[columns]The first time that you see Michael Douglas as Liberace in Steven Soderbergh’s Behind the Candelabra, he is wearing a silver sequined three-piece suit with a rhinestone collar and lace sleeves, with a painted face and lacquered hair, sitting at a mirrored piano topped with a crystal candelabrum. For those of us who recognise Douglas as the alpha male of Wall Street, seeing him as the flamboyant pianist is shocking and almost comic, but he plays the role with such conviction and accuracy that it is both believable and unbelievably good.[/columns]

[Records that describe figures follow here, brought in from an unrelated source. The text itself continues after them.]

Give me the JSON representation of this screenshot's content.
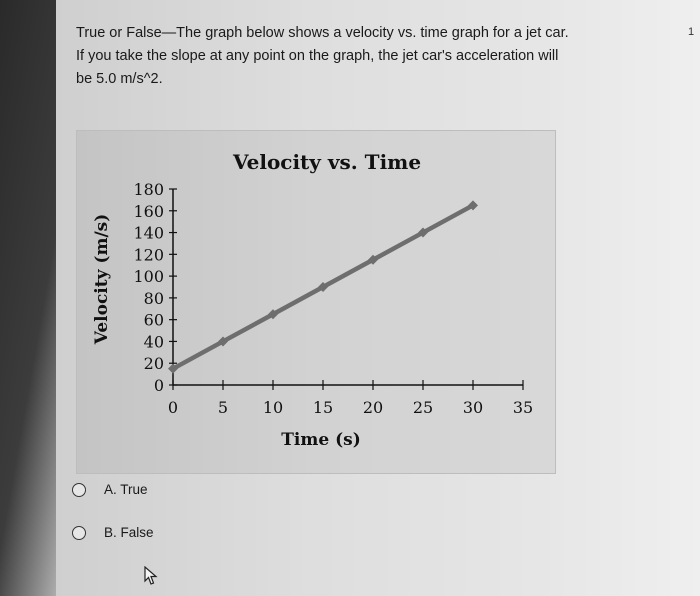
{
  "question": {
    "line1": "True or False—The graph below shows a velocity vs. time graph for a jet car.",
    "line2": "If you take the slope at any point on the graph, the jet car's acceleration will",
    "line3": "be 5.0 m/s^2.",
    "number": "1"
  },
  "options": [
    {
      "label": "A. True"
    },
    {
      "label": "B. False"
    }
  ],
  "icons": {
    "radio": "radio-circle-icon",
    "cursor": "mouse-pointer-icon"
  },
  "colors": {
    "line": "#6e6e6e",
    "axis": "#111111"
  },
  "chart_data": {
    "type": "line",
    "title": "Velocity vs. Time",
    "xlabel": "Time (s)",
    "ylabel": "Velocity (m/s)",
    "x_ticks": [
      "0",
      "5",
      "10",
      "15",
      "20",
      "25",
      "30",
      "35"
    ],
    "y_ticks": [
      "0",
      "20",
      "40",
      "60",
      "80",
      "100",
      "120",
      "140",
      "160",
      "180"
    ],
    "xlim": [
      0,
      35
    ],
    "ylim": [
      0,
      180
    ],
    "grid": false,
    "series": [
      {
        "x": [
          0,
          5,
          10,
          15,
          20,
          25,
          30
        ],
        "y": [
          15,
          40,
          65,
          90,
          115,
          140,
          165
        ]
      }
    ]
  }
}
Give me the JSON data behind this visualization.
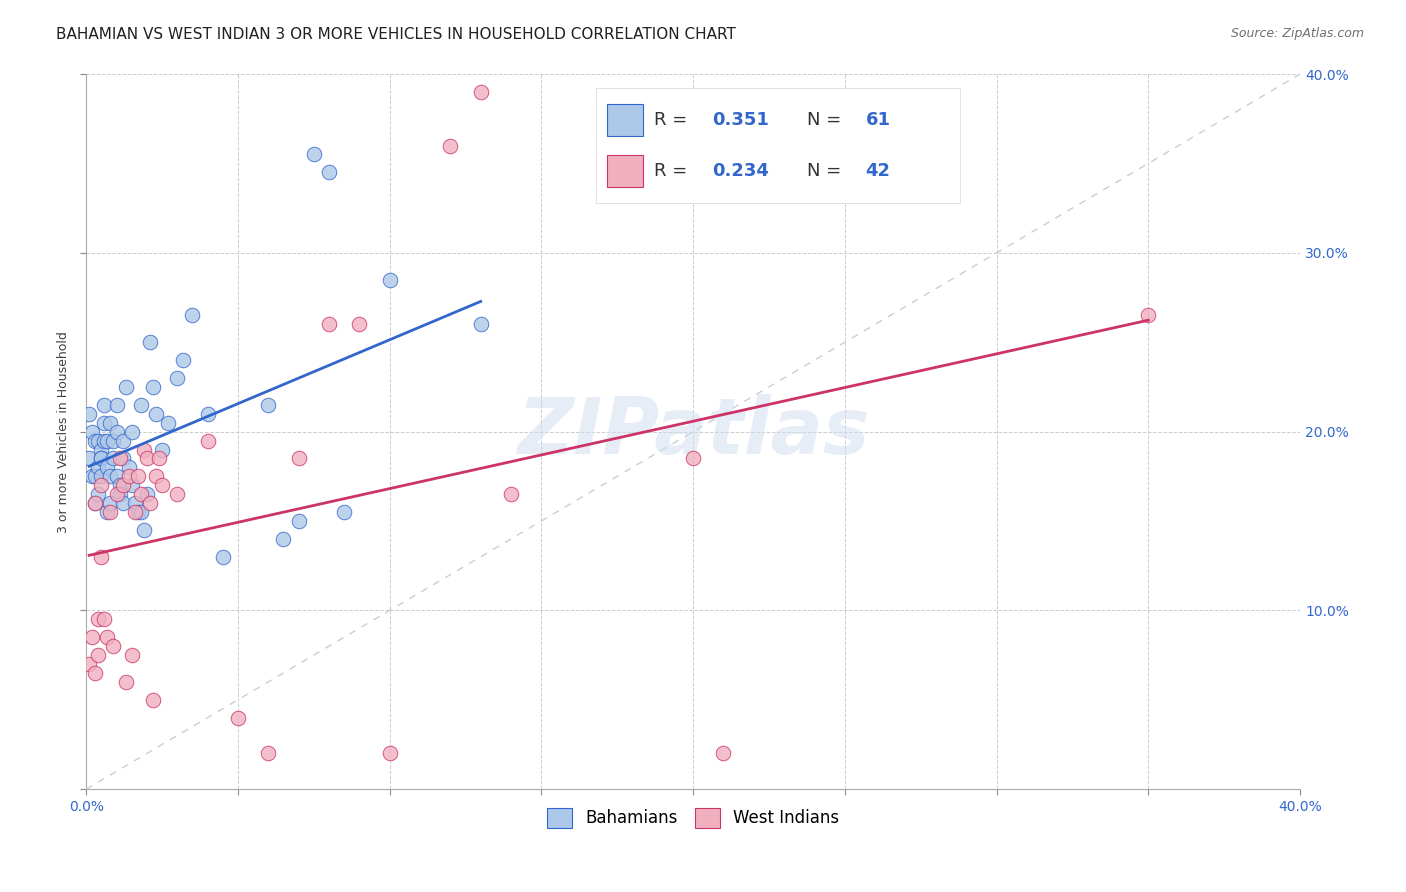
{
  "title": "BAHAMIAN VS WEST INDIAN 3 OR MORE VEHICLES IN HOUSEHOLD CORRELATION CHART",
  "source": "Source: ZipAtlas.com",
  "xlabel": "",
  "ylabel": "3 or more Vehicles in Household",
  "xlim": [
    0.0,
    0.4
  ],
  "ylim": [
    0.0,
    0.4
  ],
  "watermark": "ZIPatlas",
  "legend_blue_label": "Bahamians",
  "legend_pink_label": "West Indians",
  "R_blue": 0.351,
  "N_blue": 61,
  "R_pink": 0.234,
  "N_pink": 42,
  "blue_color": "#adc8e8",
  "pink_color": "#f0b0c0",
  "line_blue_color": "#3366cc",
  "line_pink_color": "#cc3366",
  "diag_color": "#c0c8d8",
  "background_color": "#ffffff",
  "blue_points_x": [
    0.001,
    0.001,
    0.002,
    0.002,
    0.003,
    0.003,
    0.003,
    0.004,
    0.004,
    0.004,
    0.005,
    0.005,
    0.005,
    0.005,
    0.006,
    0.006,
    0.006,
    0.007,
    0.007,
    0.007,
    0.008,
    0.008,
    0.008,
    0.009,
    0.009,
    0.01,
    0.01,
    0.01,
    0.011,
    0.011,
    0.012,
    0.012,
    0.012,
    0.013,
    0.014,
    0.015,
    0.015,
    0.016,
    0.017,
    0.018,
    0.018,
    0.019,
    0.02,
    0.021,
    0.022,
    0.023,
    0.025,
    0.027,
    0.03,
    0.032,
    0.035,
    0.04,
    0.045,
    0.06,
    0.065,
    0.07,
    0.075,
    0.08,
    0.085,
    0.1,
    0.13
  ],
  "blue_points_y": [
    0.185,
    0.21,
    0.2,
    0.175,
    0.195,
    0.175,
    0.16,
    0.195,
    0.18,
    0.165,
    0.19,
    0.185,
    0.175,
    0.185,
    0.195,
    0.205,
    0.215,
    0.18,
    0.195,
    0.155,
    0.175,
    0.205,
    0.16,
    0.185,
    0.195,
    0.175,
    0.2,
    0.215,
    0.17,
    0.165,
    0.185,
    0.195,
    0.16,
    0.225,
    0.18,
    0.17,
    0.2,
    0.16,
    0.155,
    0.155,
    0.215,
    0.145,
    0.165,
    0.25,
    0.225,
    0.21,
    0.19,
    0.205,
    0.23,
    0.24,
    0.265,
    0.21,
    0.13,
    0.215,
    0.14,
    0.15,
    0.355,
    0.345,
    0.155,
    0.285,
    0.26
  ],
  "pink_points_x": [
    0.001,
    0.002,
    0.003,
    0.003,
    0.004,
    0.004,
    0.005,
    0.005,
    0.006,
    0.007,
    0.008,
    0.009,
    0.01,
    0.011,
    0.012,
    0.013,
    0.014,
    0.015,
    0.016,
    0.017,
    0.018,
    0.019,
    0.02,
    0.021,
    0.022,
    0.023,
    0.024,
    0.025,
    0.03,
    0.04,
    0.05,
    0.06,
    0.07,
    0.08,
    0.09,
    0.1,
    0.12,
    0.13,
    0.14,
    0.2,
    0.21,
    0.35
  ],
  "pink_points_y": [
    0.07,
    0.085,
    0.065,
    0.16,
    0.075,
    0.095,
    0.13,
    0.17,
    0.095,
    0.085,
    0.155,
    0.08,
    0.165,
    0.185,
    0.17,
    0.06,
    0.175,
    0.075,
    0.155,
    0.175,
    0.165,
    0.19,
    0.185,
    0.16,
    0.05,
    0.175,
    0.185,
    0.17,
    0.165,
    0.195,
    0.04,
    0.02,
    0.185,
    0.26,
    0.26,
    0.02,
    0.36,
    0.39,
    0.165,
    0.185,
    0.02,
    0.265
  ],
  "title_fontsize": 11,
  "axis_label_fontsize": 9,
  "tick_fontsize": 10,
  "legend_fontsize": 12
}
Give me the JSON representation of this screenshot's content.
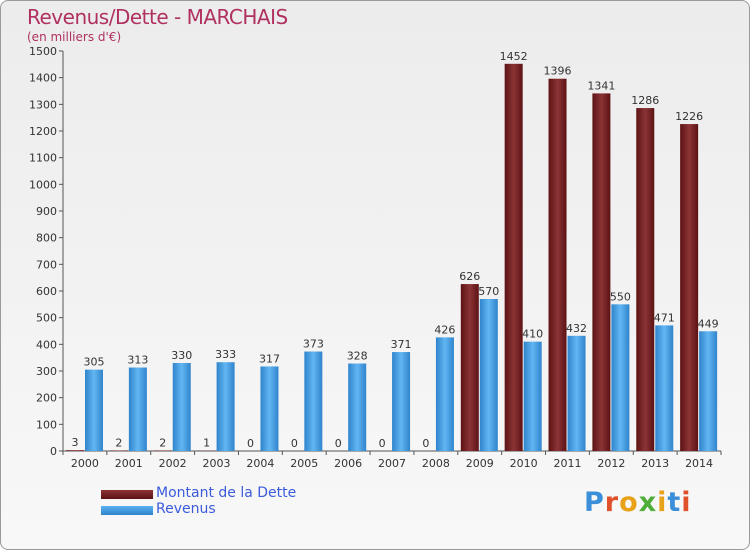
{
  "header": {
    "title": "Revenus/Dette - MARCHAIS",
    "subtitle": "(en milliers d'€)"
  },
  "colors": {
    "debt_bar": "#6b1a1c",
    "debt_bar_light": "#8c3436",
    "revenue_bar": "#3f94d9",
    "revenue_bar_light": "#5ab0ef",
    "title": "#b03060",
    "legend_text": "#3b5bdb"
  },
  "chart_data": {
    "type": "bar",
    "title": "Revenus/Dette - MARCHAIS",
    "subtitle": "(en milliers d'€)",
    "categories": [
      "2000",
      "2001",
      "2002",
      "2003",
      "2004",
      "2005",
      "2006",
      "2007",
      "2008",
      "2009",
      "2010",
      "2011",
      "2012",
      "2013",
      "2014"
    ],
    "series": [
      {
        "name": "Montant de la Dette",
        "values": [
          3,
          2,
          2,
          1,
          0,
          0,
          0,
          0,
          0,
          626,
          1452,
          1396,
          1341,
          1286,
          1226
        ]
      },
      {
        "name": "Revenus",
        "values": [
          305,
          313,
          330,
          333,
          317,
          373,
          328,
          371,
          426,
          570,
          410,
          432,
          550,
          471,
          449
        ]
      }
    ],
    "ylim": [
      0,
      1500
    ],
    "yticks": [
      0,
      100,
      200,
      300,
      400,
      500,
      600,
      700,
      800,
      900,
      1000,
      1100,
      1200,
      1300,
      1400,
      1500
    ],
    "grid": false,
    "legend": "bottom-left"
  },
  "legend": {
    "items": [
      {
        "label": "Montant de la Dette",
        "color": "#6b1a1c"
      },
      {
        "label": "Revenus",
        "color": "#3f94d9"
      }
    ]
  },
  "logo": {
    "text": "Proxiti",
    "letter_colors": [
      "#3a8fd8",
      "#e0502a",
      "#e8a21a",
      "#4fae3a",
      "#e8a21a",
      "#3a8fd8",
      "#e0502a"
    ]
  }
}
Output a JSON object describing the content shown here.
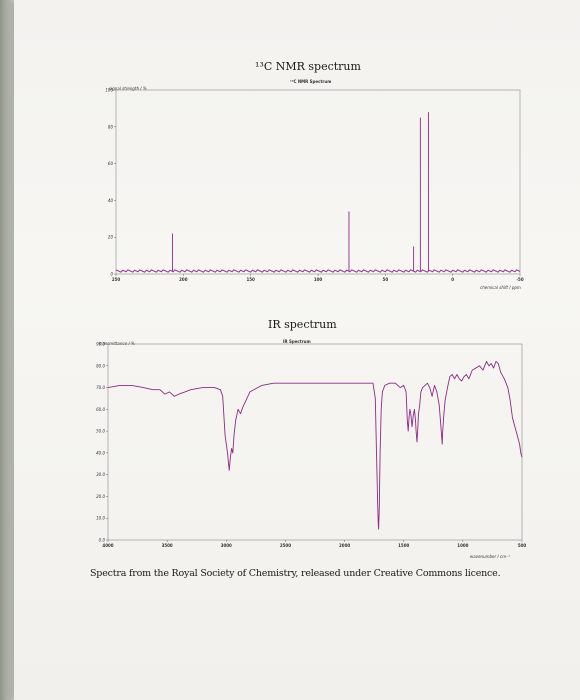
{
  "page": {
    "caption": "Spectra from the Royal Society of Chemistry, released under Creative Commons licence."
  },
  "chart_data": [
    {
      "type": "line",
      "title": "¹³C NMR spectrum",
      "subtitle": "¹³C NMR Spectrum",
      "ylabel": "signal strength / %",
      "xlabel": "chemical shift / ppm",
      "xlim": [
        250,
        -50
      ],
      "ylim": [
        0,
        100
      ],
      "x_ticks": [
        250,
        200,
        150,
        100,
        50,
        0,
        -50
      ],
      "x_tick_labels": [
        "250",
        "200",
        "150",
        "100",
        "50",
        "0",
        "-50"
      ],
      "y_ticks": [
        0,
        20,
        40,
        60,
        80,
        100
      ],
      "y_tick_labels": [
        "0",
        "20",
        "40",
        "60",
        "80",
        "100"
      ],
      "line_color": "#8a2c82",
      "peaks": [
        {
          "x": 208,
          "y": 22
        },
        {
          "x": 77,
          "y": 34
        },
        {
          "x": 29,
          "y": 15
        },
        {
          "x": 24,
          "y": 85
        },
        {
          "x": 18,
          "y": 88
        }
      ]
    },
    {
      "type": "line",
      "title": "IR spectrum",
      "subtitle": "IR Spectrum",
      "ylabel": "transmittance / %",
      "xlabel": "wavenumber / cm⁻¹",
      "xlim": [
        4000,
        500
      ],
      "ylim": [
        0,
        90
      ],
      "x_ticks": [
        4000,
        3500,
        3000,
        2500,
        2000,
        1500,
        1000,
        500
      ],
      "x_tick_labels": [
        "4000",
        "3500",
        "3000",
        "2500",
        "2000",
        "1500",
        "1000",
        "500"
      ],
      "y_ticks": [
        0,
        10,
        20,
        30,
        40,
        50,
        60,
        70,
        80,
        90
      ],
      "y_tick_labels": [
        "0.0",
        "10.0",
        "20.0",
        "30.0",
        "40.0",
        "50.0",
        "60.0",
        "70.0",
        "80.0",
        "90.0"
      ],
      "line_color": "#8a2c82",
      "series": [
        {
          "x": [
            4000,
            3900,
            3800,
            3700,
            3620,
            3560,
            3520,
            3480,
            3440,
            3400,
            3350,
            3300,
            3200,
            3100,
            3050,
            3030,
            3010,
            2990,
            2975,
            2965,
            2955,
            2945,
            2935,
            2920,
            2900,
            2880,
            2860,
            2800,
            2700,
            2600,
            2500,
            2400,
            2300,
            2200,
            2100,
            2000,
            1900,
            1800,
            1760,
            1740,
            1730,
            1722,
            1716,
            1712,
            1706,
            1700,
            1690,
            1680,
            1660,
            1620,
            1570,
            1530,
            1500,
            1480,
            1470,
            1462,
            1455,
            1448,
            1440,
            1430,
            1420,
            1410,
            1400,
            1395,
            1388,
            1380,
            1375,
            1365,
            1355,
            1340,
            1320,
            1300,
            1280,
            1260,
            1240,
            1220,
            1200,
            1190,
            1180,
            1175,
            1170,
            1160,
            1150,
            1130,
            1110,
            1090,
            1070,
            1050,
            1030,
            1010,
            990,
            970,
            950,
            920,
            890,
            860,
            830,
            800,
            780,
            760,
            740,
            720,
            700,
            680,
            650,
            620,
            600,
            580,
            560,
            540,
            520,
            510,
            500
          ],
          "y": [
            70,
            71,
            71,
            70,
            69,
            69,
            67,
            68,
            66,
            67,
            68,
            69,
            70,
            70,
            69,
            66,
            48,
            40,
            32,
            38,
            42,
            40,
            48,
            55,
            60,
            58,
            61,
            68,
            71,
            72,
            72,
            72,
            72,
            72,
            72,
            72,
            72,
            72,
            72,
            65,
            40,
            20,
            8,
            5,
            15,
            40,
            60,
            68,
            71,
            72,
            72,
            70,
            71,
            68,
            55,
            50,
            56,
            60,
            58,
            52,
            57,
            60,
            55,
            50,
            45,
            52,
            58,
            62,
            68,
            70,
            71,
            72,
            70,
            66,
            71,
            68,
            62,
            55,
            48,
            44,
            50,
            58,
            64,
            70,
            75,
            76,
            74,
            76,
            74,
            73,
            75,
            76,
            74,
            78,
            79,
            80,
            78,
            82,
            80,
            81,
            79,
            82,
            81,
            77,
            74,
            70,
            64,
            56,
            52,
            48,
            44,
            40,
            38
          ]
        }
      ]
    }
  ]
}
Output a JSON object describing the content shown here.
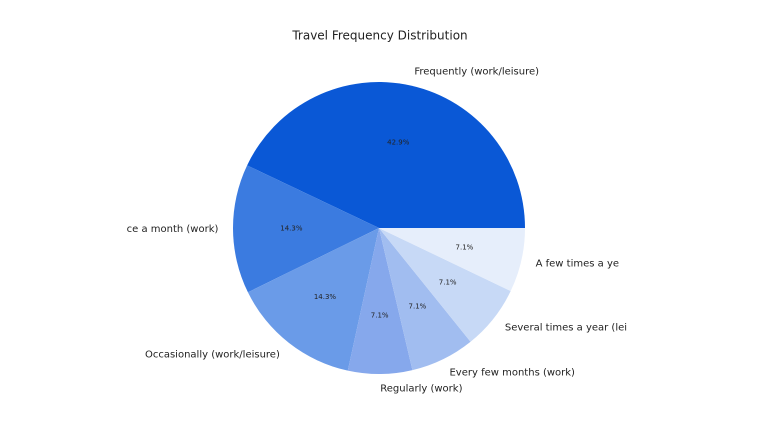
{
  "chart_data": {
    "type": "pie",
    "title": "Travel Frequency Distribution",
    "categories": [
      "Frequently (work/leisure)",
      "ce a month (work)",
      "Occasionally (work/leisure)",
      "Regularly (work)",
      "Every few months (work)",
      "Several times a year (lei",
      "A few times a ye"
    ],
    "values": [
      42.9,
      14.3,
      14.3,
      7.1,
      7.1,
      7.1,
      7.1
    ],
    "value_labels": [
      "42.9%",
      "14.3%",
      "14.3%",
      "7.1%",
      "7.1%",
      "7.1%",
      "7.1%"
    ],
    "colors": [
      "#0a58d6",
      "#3b7be0",
      "#6a9be8",
      "#86a8ec",
      "#a1bdf0",
      "#c7d9f6",
      "#e6eefb"
    ]
  }
}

The film follows the fabulous and fated secret relationship between the aging showman and his young plaything Scott Thorson, played by Matt Damon. Pulling the curtain on Liberace’s onstage personality, the film tries to show his personal life as he seduces the seventeen year old Thornton away from his life of foster homes into a life of marble mansions and mink coats. The relationship seems wonderfully fabulous, until Thornton’s drug and alcohol issues combined with Liberace’s penchant for other young men ruins it all. This isn’t a gay love story; it is a very sad and very realistic exploration of the dynamics between an older and a younger gay man.
It is a harsh and true exploration, but an exploration done in such style. You could watch this film on mute and still absolutely love it, simply because of the costume and set design. Your eyes can gorge on the visual feast put forth by costume designer Ellen Mirojnick, who recreated Liberace’s stage outfits right down to the last pearl. Liberace was famously flamboyant and decadent, and this translates stunningly onto the screen. In the film, Thornton takes time to tell a group of fans all about the performer’s coat, made by Anna Nateece from virgin white fox fur, bedecked with $100 000 worth of Austrian crystals and a 16ft train. There are lots of robes, lots of capes, lots of Seventies suits, and at one point, Damon still manages to look indignant while wearing naught but a rhinestone Speedo…
But the film isn’t all champagne and sparkles – it also delves into the shadows cast by the candelabra. We watch as Liberace gets older and more desperate for youth, while Thornton becomes addicted to pills on the ‘California diet’ as well as illegal drugs and alcohol. Rather more unsettlingly, Liberace forces his ‘Baby Boy’ to get plastic surgery – with some pretty gory images from the hospital bed – to look more like a younger Liberace. Damon displays an emotional range that defies his Team America puppet while Douglas serves Liberace’s warped psychological issues – such as his desire to be lover, father and brother to his toy boy – on a diamond encrusted silver platter.
Liberace once said ‘Too much of a good thing is wonderful’. While too much of anything might not be wonderful or good for you, Liberace’s life of sex, surgery and sequins makes for a film that is as glamorous as it is grotesque.